Doctor of Philosophy in Anthropology (PhD)

Degree Level

Graduate

Department

Anthropology

Advisor

Jerome C. Rose

Committee Member

J. Michael Plavcan

Second Committee Member

Justin M. Nolan

Abstract

The end of the Late Bronze Age in the Near East (1300 - 1200 BCE) saw the widespread collapse of several large cultural centers, the reasons for which are a subject of continued debate. Evidence from events leading up to this cultural collapse suggest epidemic disease may have factored into the eventual downfall of these early civilizations. Recent DNA analysis from Egyptian mummies who lived during the period leading up to the Late Bronze Age collapse identified malaria in several elite individuals, suggesting the widespread prevalence of this infectious disease in Egypt. However, the exact prevalence, antiquity, and dynamics of malaria in the Near East, including what role it may have played in the shifting cultural and political landscape of the Late Bronze Age, remain uncertain. This dissertation delves into this question of malarial spread and impact in the Near East in a multidisciplinary approach. Existing evidence from ancient literary texts, biology and pathophysiology, theoretical models, entomology, paleoclimatology, and historical records of malaria epidemics are surveyed and incorporated into a paleoepidemiological reconstruction of malaria. This reconstruction relies heavily on methods from epidemiology to identify a previously undefined skeletal manifestation of malaria and form a set of diagnostic criteria for identifying the disease in ancient populations. The new diagnostic method is then applied to the tightly dated human skeletal remains recovered from the ancient city of Amarna, Egypt. Results indicated five skeletal lesions effective in diagnosing malarial infection: cribra orbitalia, femoral cribra, humeral cribra, spinal lytic lesions, and periostitis.

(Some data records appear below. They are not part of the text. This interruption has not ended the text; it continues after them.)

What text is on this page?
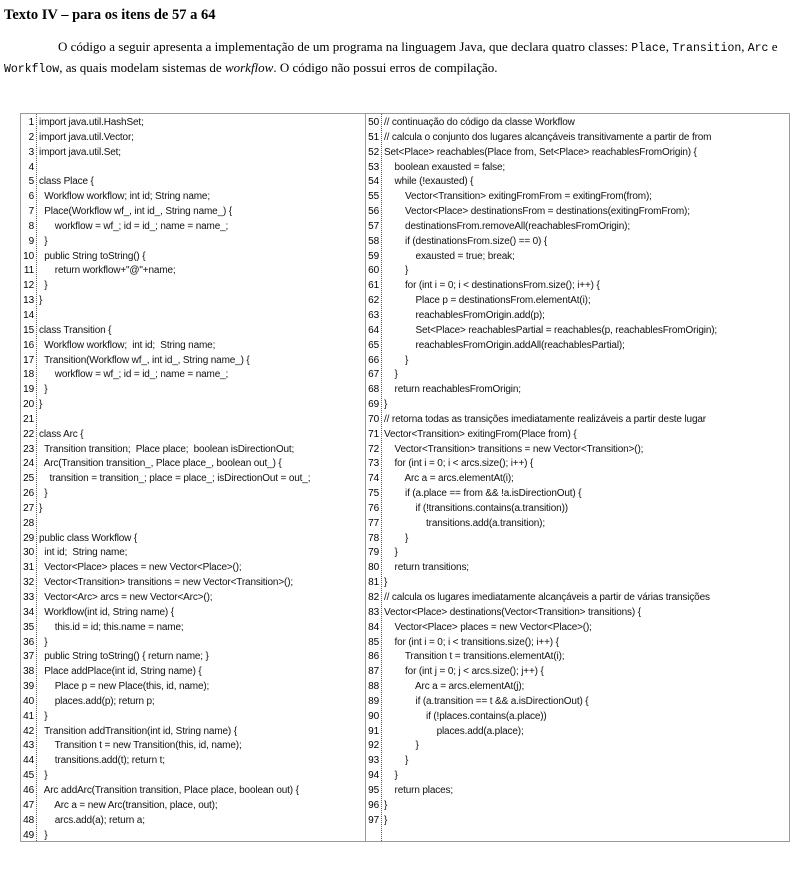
Texto IV – para os itens de 57 a 64

O código a seguir apresenta a implementação de um programa na linguagem Java, que declara quatro classes: Place, Transition, Arc e Workflow, as quais modelam sistemas de workflow. O código não possui erros de compilação.

1 import java.util.HashSet;
2 import java.util.Vector;
3 import java.util.Set;
4
5 class Place {
6 Workflow workflow; int id; String name;
7 Place(Workflow wf_, int id_, String name_) {
8 workflow = wf_; id = id_; name = name_;
9 }
10 public String toString() {
11 return workflow+"@"+name;
12 }
13 }
14
15 class Transition {
16 Workflow workflow;  int id;  String name;
17 Transition(Workflow wf_, int id_, String name_) {
18 workflow = wf_; id = id_; name = name_;
19 }
20 }
21
22 class Arc {
23 Transition transition;  Place place;  boolean isDirectionOut;
24 Arc(Transition transition_, Place place_, boolean out_) {
25 transition = transition_; place = place_; isDirectionOut = out_;
26 }
27 }
28
29 public class Workflow {
30 int id;  String name;
31 Vector<Place> places = new Vector<Place>();
32 Vector<Transition> transitions = new Vector<Transition>();
33 Vector<Arc> arcs = new Vector<Arc>();
34 Workflow(int id, String name) {
35 this.id = id; this.name = name;
36 }
37 public String toString() { return name; }
38 Place addPlace(int id, String name) {
39 Place p = new Place(this, id, name);
40 places.add(p); return p;
41 }
42 Transition addTransition(int id, String name) {
43 Transition t = new Transition(this, id, name);
44 transitions.add(t); return t;
45 }
46 Arc addArc(Transition transition, Place place, boolean out) {
47 Arc a = new Arc(transition, place, out);
48 arcs.add(a); return a;
49 }
50 // continuação do código da classe Workflow
51 // calcula o conjunto dos lugares alcançáveis transitivamente a partir de from
52 Set<Place> reachables(Place from, Set<Place> reachablesFromOrigin) {
53 boolean exausted = false;
54 while (!exausted) {
55 Vector<Transition> exitingFromFrom = exitingFrom(from);
56 Vector<Place> destinationsFrom = destinations(exitingFromFrom);
57 destinationsFrom.removeAll(reachablesFromOrigin);
58 if (destinationsFrom.size() == 0) {
59 exausted = true; break;
60 }
61 for (int i = 0; i < destinationsFrom.size(); i++) {
62 Place p = destinationsFrom.elementAt(i);
63 reachablesFromOrigin.add(p);
64 Set<Place> reachablesPartial = reachables(p, reachablesFromOrigin);
65 reachablesFromOrigin.addAll(reachablesPartial);
66 }
67 }
68 return reachablesFromOrigin;
69 }
70 // retorna todas as transições imediatamente realizáveis a partir deste lugar
71 Vector<Transition> exitingFrom(Place from) {
72 Vector<Transition> transitions = new Vector<Transition>();
73 for (int i = 0; i < arcs.size(); i++) {
74 Arc a = arcs.elementAt(i);
75 if (a.place == from && !a.isDirectionOut) {
76 if (!transitions.contains(a.transition))
77 transitions.add(a.transition);
78 }
79 }
80 return transitions;
81 }
82 // calcula os lugares imediatamente alcançáveis a partir de várias transições
83 Vector<Place> destinations(Vector<Transition> transitions) {
84 Vector<Place> places = new Vector<Place>();
85 for (int i = 0; i < transitions.size(); i++) {
86 Transition t = transitions.elementAt(i);
87 for (int j = 0; j < arcs.size(); j++) {
88 Arc a = arcs.elementAt(j);
89 if (a.transition == t && a.isDirectionOut) {
90 if (!places.contains(a.place))
91 places.add(a.place);
92 }
93 }
94 }
95 return places;
96 }
97 }
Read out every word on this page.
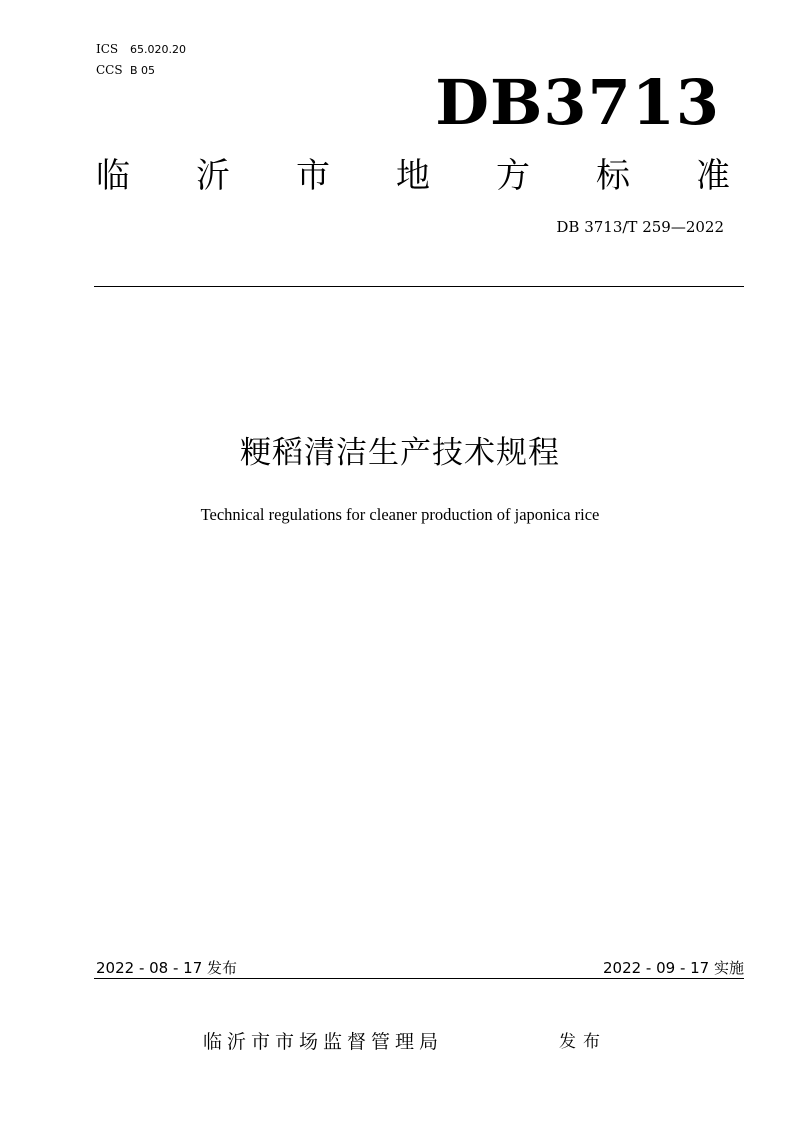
ICS 65.020.20
CCS B 05	DB3713
临 沂 市 地 方 标 准
DB 3713/T 259—2022
粳稻清洁生产技术规程
Technical regulations for cleaner production of japonica rice
2022 - 08 - 17 发布	2022 - 09 - 17 实施
临沂市市场监督管理局	发布
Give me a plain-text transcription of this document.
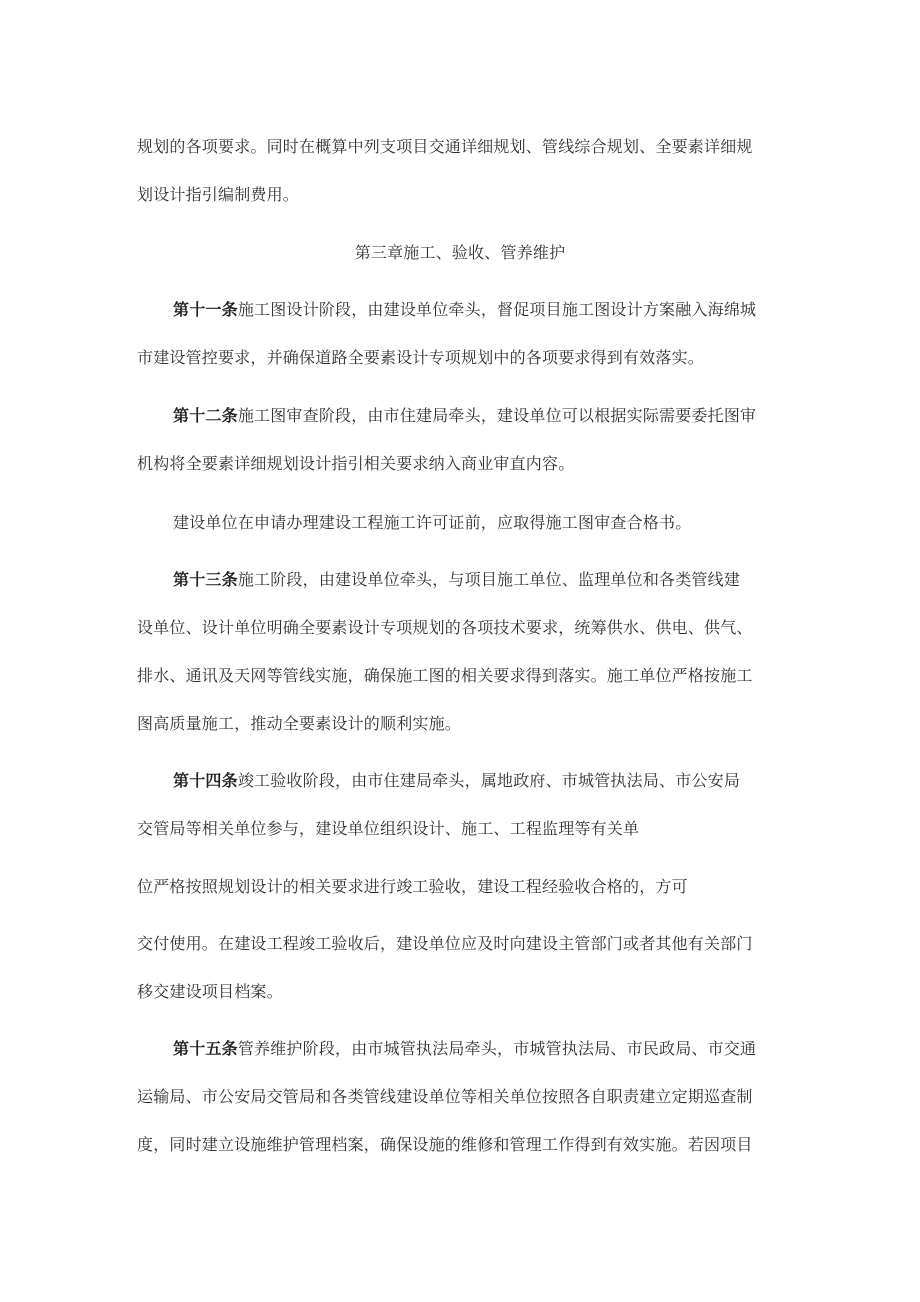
规划的各项要求。同时在概算中列支项目交通详细规划、管线综合规划、全要素详细规
划设计指引编制费用。
第三章施工、验收、管养维护
第十一条施工图设计阶段，由建设单位牵头，督促项目施工图设计方案融入海绵城
市建设管控要求，并确保道路全要素设计专项规划中的各项要求得到有效落实。
第十二条施工图审查阶段，由市住建局牵头，建设单位可以根据实际需要委托图审
机构将全要素详细规划设计指引相关要求纳入商业审直内容。
建设单位在申请办理建设工程施工许可证前，应取得施工图审查合格书。
第十三条施工阶段，由建设单位牵头，与项目施工单位、监理单位和各类管线建
设单位、设计单位明确全要素设计专项规划的各项技术要求，统筹供水、供电、供气、
排水、通讯及天网等管线实施，确保施工图的相关要求得到落实。施工单位严格按施工
图高质量施工，推动全要素设计的顺利实施。
第十四条竣工验收阶段，由市住建局牵头，属地政府、市城管执法局、市公安局
交管局等相关单位参与，建设单位组织设计、施工、工程监理等有关单
位严格按照规划设计的相关要求进行竣工验收，建设工程经验收合格的，方可
交付使用。在建设工程竣工验收后，建设单位应及时向建设主管部门或者其他有关部门
移交建设项目档案。
第十五条管养维护阶段，由市城管执法局牵头，市城管执法局、市民政局、市交通
运输局、市公安局交管局和各类管线建设单位等相关单位按照各自职责建立定期巡查制
度，同时建立设施维护管理档案，确保设施的维修和管理工作得到有效实施。若因项目
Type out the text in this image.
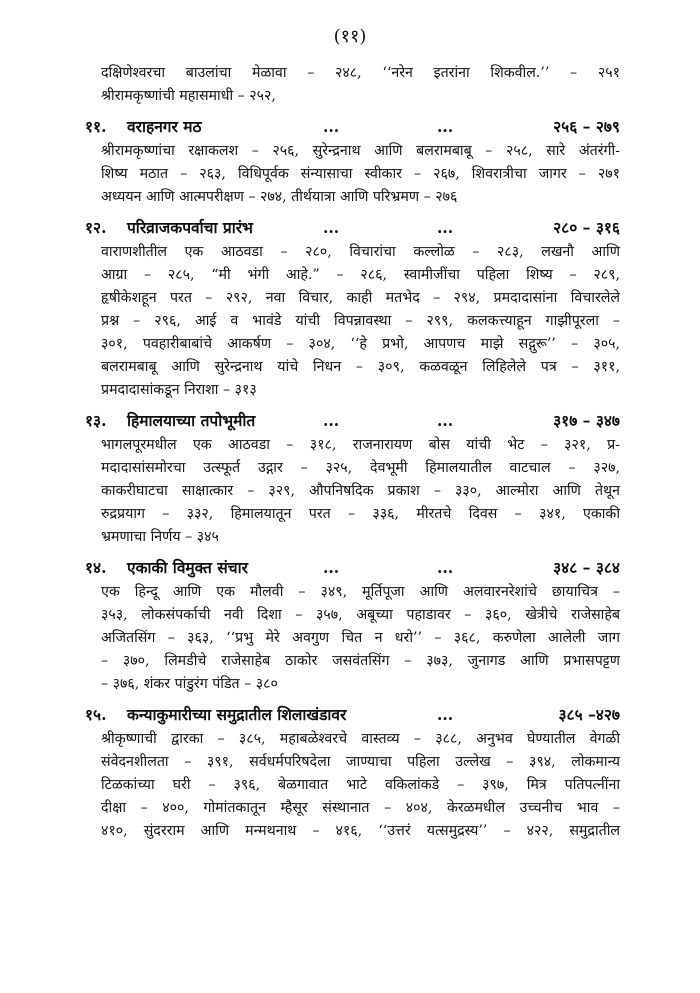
(११)
दक्षिणेश्वरचा बाउलांचा मेळावा – २४८, ‘‘नरेन इतरांना शिकवील.’’ – २५१
श्रीरामकृष्णांची महासमाधी – २५२,
११. वराहनगर मठ	...	...	२५६ – २७९
श्रीरामकृष्णांचा रक्षाकलश – २५६, सुरेन्द्रनाथ आणि बलरामबाबू – २५८, सारे अंतरंगी-
शिष्य मठात – २६३, विधिपूर्वक संन्यासाचा स्वीकार – २६७, शिवरात्रीचा जागर – २७१
अध्ययन आणि आत्मपरीक्षण – २७४, तीर्थयात्रा आणि परिभ्रमण – २७६
१२. परिव्राजकपर्वाचा प्रारंभ	...	...	२८० – ३१६
वाराणशीतील एक आठवडा – २८०, विचारांचा कल्लोळ – २८३, लखनौ आणि
आग्रा – २८५, “मी भंगी आहे.” – २८६, स्वामीजींचा पहिला शिष्य – २८९,
हृषीकेशहून परत – २९२, नवा विचार, काही मतभेद – २९४, प्रमदादासांना विचारलेले
प्रश्न – २९६, आई व भावंडे यांची विपन्नावस्था – २९९, कलकत्त्याहून गाझीपूरला –
३०१, पवहारीबाबांचे आकर्षण – ३०४, ‘‘हे प्रभो, आपणच माझे सद्गुरू’’ – ३०५,
बलरामबाबू आणि सुरेन्द्रनाथ यांचे निधन – ३०९, कळवळून लिहिलेले पत्र – ३११,
प्रमदादासांकडून निराशा – ३१३
१३. हिमालयाच्या तपोभूमीत	...	...	३१७ – ३४७
भागलपूरमधील एक आठवडा – ३१८, राजनारायण बोस यांची भेट – ३२१, प्र-
मदादासांसमोरचा उत्स्फूर्त उद्गार – ३२५, देवभूमी हिमालयातील वाटचाल – ३२७,
काकरीघाटचा साक्षात्कार – ३२९, औपनिषदिक प्रकाश – ३३०, आल्मोरा आणि तेथून
रुद्रप्रयाग – ३३२, हिमालयातून परत – ३३६, मीरतचे दिवस – ३४१, एकाकी
भ्रमणाचा निर्णय – ३४५
१४. एकाकी विमुक्त संचार	...	...	३४८ – ३८४
एक हिन्दू आणि एक मौलवी – ३४९, मूर्तिपूजा आणि अलवारनरेशांचे छायाचित्र –
३५३, लोकसंपर्काची नवी दिशा – ३५७, अबूच्या पहाडावर – ३६०, खेत्रीचे राजेसाहेब
अजितसिंग – ३६३, ‘‘प्रभु मेरे अवगुण चित न धरो’’ – ३६८, करुणेला आलेली जाग
– ३७०, लिमडीचे राजेसाहेब ठाकोर जसवंतसिंग – ३७३, जुनागड आणि प्रभासपट्टण
– ३७६, शंकर पांडुरंग पंडित – ३८०
१५. कन्याकुमारीच्या समुद्रातील शिलाखंडावर	...	३८५ –४२७
श्रीकृष्णाची द्वारका – ३८५, महाबळेश्वरचे वास्तव्य – ३८८, अनुभव घेण्यातील वेगळी
संवेदनशीलता – ३९१, सर्वधर्मपरिषदेला जाण्याचा पहिला उल्लेख – ३९४, लोकमान्य
टिळकांच्या घरी – ३९६, बेळगावात भाटे वकिलांकडे – ३९७, मित्र पतिपत्नींना
दीक्षा – ४००, गोमांतकातून म्हैसूर संस्थानात – ४०४, केरळमधील उच्चनीच भाव –
४१०, सुंदरराम आणि मन्मथनाथ – ४१६, ‘‘उत्तरं यत्समुद्रस्य’’ – ४२२, समुद्रातील
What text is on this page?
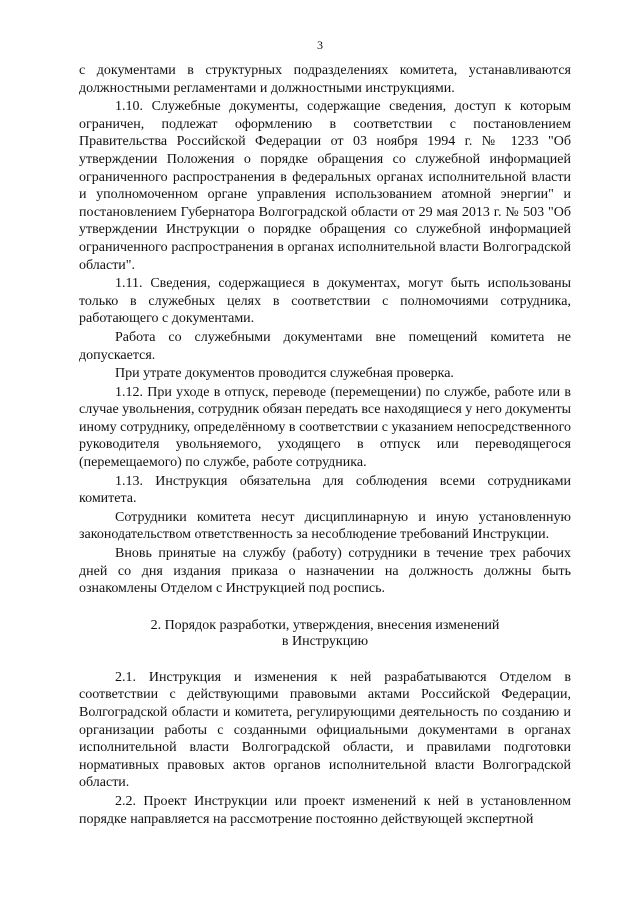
3

с документами в структурных подразделениях комитета, устанавливаются должностными регламентами и должностными инструкциями.

1.10. Служебные документы, содержащие сведения, доступ к которым ограничен, подлежат оформлению в соответствии с постановлением Правительства Российской Федерации от 03 ноября 1994 г. № 1233 "Об утверждении Положения о порядке обращения со служебной информацией ограниченного распространения в федеральных органах исполнительной власти и уполномоченном органе управления использованием атомной энергии" и постановлением Губернатора Волгоградской области от 29 мая 2013 г. № 503 "Об утверждении Инструкции о порядке обращения со служебной информацией ограниченного распространения в органах исполнительной власти Волгоградской области".

1.11. Сведения, содержащиеся в документах, могут быть использованы только в служебных целях в соответствии с полномочиями сотрудника, работающего с документами.

Работа со служебными документами вне помещений комитета не допускается.

При утрате документов проводится служебная проверка.

1.12. При уходе в отпуск, переводе (перемещении) по службе, работе или в случае увольнения, сотрудник обязан передать все находящиеся у него документы иному сотруднику, определённому в соответствии с указанием непосредственного руководителя увольняемого, уходящего в отпуск или переводящегося (перемещаемого) по службе, работе сотрудника.

1.13. Инструкция обязательна для соблюдения всеми сотрудниками комитета.

Сотрудники комитета несут дисциплинарную и иную установленную законодательством ответственность за несоблюдение требований Инструкции.

Вновь принятые на службу (работу) сотрудники в течение трех рабочих дней со дня издания приказа о назначении на должность должны быть ознакомлены Отделом с Инструкцией под роспись.

2. Порядок разработки, утверждения, внесения изменений
в Инструкцию

2.1. Инструкция и изменения к ней разрабатываются Отделом в соответствии с действующими правовыми актами Российской Федерации, Волгоградской области и комитета, регулирующими деятельность по созданию и организации работы с созданными официальными документами в органах исполнительной власти Волгоградской области, и правилами подготовки нормативных правовых актов органов исполнительной власти Волгоградской области.

2.2. Проект Инструкции или проект изменений к ней в установленном порядке направляется на рассмотрение постоянно действующей экспертной
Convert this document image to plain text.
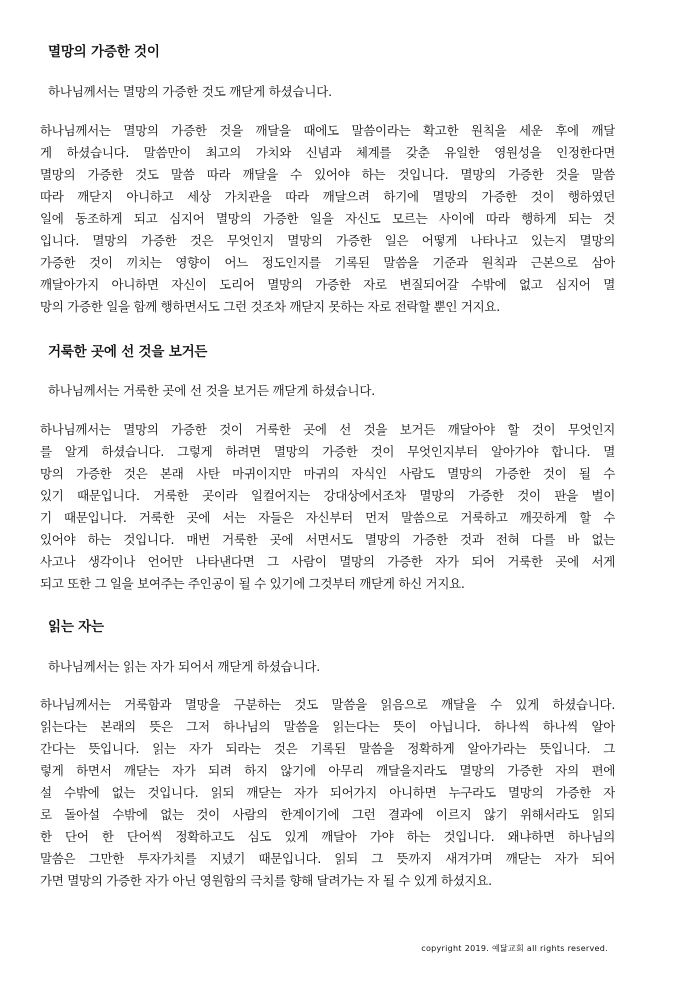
멸망의 가증한 것이
하나님께서는 멸망의 가증한 것도 깨닫게 하셨습니다.
하나님께서는 멸망의 가증한 것을 깨달을 때에도 말씀이라는 확고한 원칙을 세운 후에 깨달
게 하셨습니다. 말씀만이 최고의 가치와 신념과 체계를 갖춘 유일한 영원성을 인정한다면
멸망의 가증한 것도 말씀 따라 깨달을 수 있어야 하는 것입니다. 멸망의 가증한 것을 말씀
따라 깨닫지 아니하고 세상 가치관을 따라 깨달으려 하기에 멸망의 가증한 것이 행하였던
일에 동조하게 되고 심지어 멸망의 가증한 일을 자신도 모르는 사이에 따라 행하게 되는 것
입니다. 멸망의 가증한 것은 무엇인지 멸망의 가증한 일은 어떻게 나타나고 있는지 멸망의
가증한 것이 끼치는 영향이 어느 정도인지를 기록된 말씀을 기준과 원칙과 근본으로 삼아
깨달아가지 아니하면 자신이 도리어 멸망의 가증한 자로 변질되어갈 수밖에 없고 심지어 멸
망의 가증한 일을 함께 행하면서도 그런 것조차 깨닫지 못하는 자로 전락할 뿐인 거지요.
거룩한 곳에 선 것을 보거든
하나님께서는 거룩한 곳에 선 것을 보거든 깨닫게 하셨습니다.
하나님께서는 멸망의 가증한 것이 거룩한 곳에 선 것을 보거든 깨달아야 할 것이 무엇인지
를 알게 하셨습니다. 그렇게 하려면 멸망의 가증한 것이 무엇인지부터 알아가야 합니다. 멸
망의 가증한 것은 본래 사탄 마귀이지만 마귀의 자식인 사람도 멸망의 가증한 것이 될 수
있기 때문입니다. 거룩한 곳이라 일컬어지는 강대상에서조차 멸망의 가증한 것이 판을 벌이
기 때문입니다. 거룩한 곳에 서는 자들은 자신부터 먼저 말씀으로 거룩하고 깨끗하게 할 수
있어야 하는 것입니다. 매번 거룩한 곳에 서면서도 멸망의 가증한 것과 전혀 다를 바 없는
사고나 생각이나 언어만 나타낸다면 그 사람이 멸망의 가증한 자가 되어 거룩한 곳에 서게
되고 또한 그 일을 보여주는 주인공이 될 수 있기에 그것부터 깨닫게 하신 거지요.
읽는 자는
하나님께서는 읽는 자가 되어서 깨닫게 하셨습니다.
하나님께서는 거룩함과 멸망을 구분하는 것도 말씀을 읽음으로 깨달을 수 있게 하셨습니다.
읽는다는 본래의 뜻은 그저 하나님의 말씀을 읽는다는 뜻이 아닙니다. 하나씩 하나씩 알아
간다는 뜻입니다. 읽는 자가 되라는 것은 기록된 말씀을 정확하게 알아가라는 뜻입니다. 그
렇게 하면서 깨닫는 자가 되려 하지 않기에 아무리 깨달을지라도 멸망의 가증한 자의 편에
설 수밖에 없는 것입니다. 읽되 깨닫는 자가 되어가지 아니하면 누구라도 멸망의 가증한 자
로 돌아설 수밖에 없는 것이 사람의 한계이기에 그런 결과에 이르지 않기 위해서라도 읽되
한 단어 한 단어씩 정확하고도 심도 있게 깨달아 가야 하는 것입니다. 왜냐하면 하나님의
말씀은 그만한 투자가치를 지녔기 때문입니다. 읽되 그 뜻까지 새겨가며 깨닫는 자가 되어
가면 멸망의 가증한 자가 아닌 영원함의 극치를 향해 달려가는 자 될 수 있게 하셨지요.
copyright 2019. 예닮교회 all rights reserved.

Although many of these lesions are not systematically reported by bioarchaeologists, high rates of cribra orbitalia over time and space in the Nile Valley suggest a malarial prevalence that remained substantial throughout dynastic Egypt. Furthermore, the application of the full diagnostic criteria to the Amarna skeletons showed a high prevalence of malaria within that population, with around 50% of individuals showing signs of recent infection. This prevalence rate, combined with demographic features and patterns of abnormal burial practices within the cemetery at Amarna, strongly suggest that malaria featured in the epidemics that afflicted the Near East prior to the collapse.